Solar silicon provider Silicor has announced that it has secured new investment as it looks to expands its manufacturing operations.
The company has raised US$6 million from existing investor Hudson Clean Energy Partners and has appointed the asset management and investment firm Robert W. Baird to help raise additional capital.
Silicor is currently in advanced development work at several sites for a new solar silicon manufacturing plant capable of producing 16,000 tonnes annually.
“In a world where PV module producers have had to operate on minimal margins, it is critical that the solar industry finds a manufacturer able to produce high-calibre solar silicon at a fraction of the cost,” said Neil Auerbach, founder and managing partner of Hudson.

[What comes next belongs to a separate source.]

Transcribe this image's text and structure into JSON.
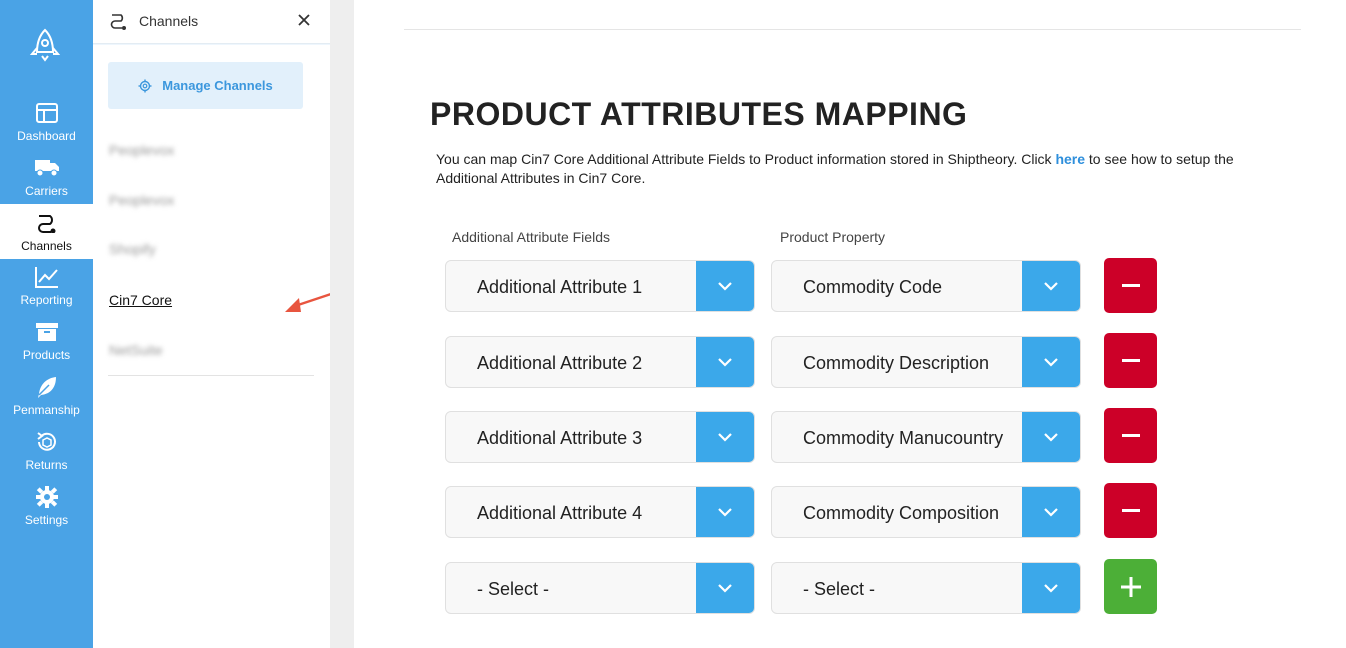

The company claims it is the lowest-cost producer of high-quality solar silicon and expects increasing demand for its products as cell, wafer and module manufacturers look to continue lowering costs.
“Silicor offers a unique opportunity to greatly reduce production costs without compromising quality, and with prices for solar-grade silicon forecasted to increase in the coming years, the company is poised to capture a substantial share of the growing solar market,” added Auerbach.
Silicor also welcomed Mark Pinto to its board of directors. Pinto most recently served as executive vice president at Applied Materials, where he formed and led the company’s solar energy business.
“Bolstered by support from organisations like Hudson, we believe we are well-positioned to lead the PV industry into a new era of sustainable profitability,” said Theresa Jester, CEO, Silicor.
China has imposed punitive trade tariffs as high as 57% on polysilicon from the US.
Meanwhile, Beijing’s reforms of its domestic polysilicon sector, have been described as a cull with less efficient company’s potentially pushed out.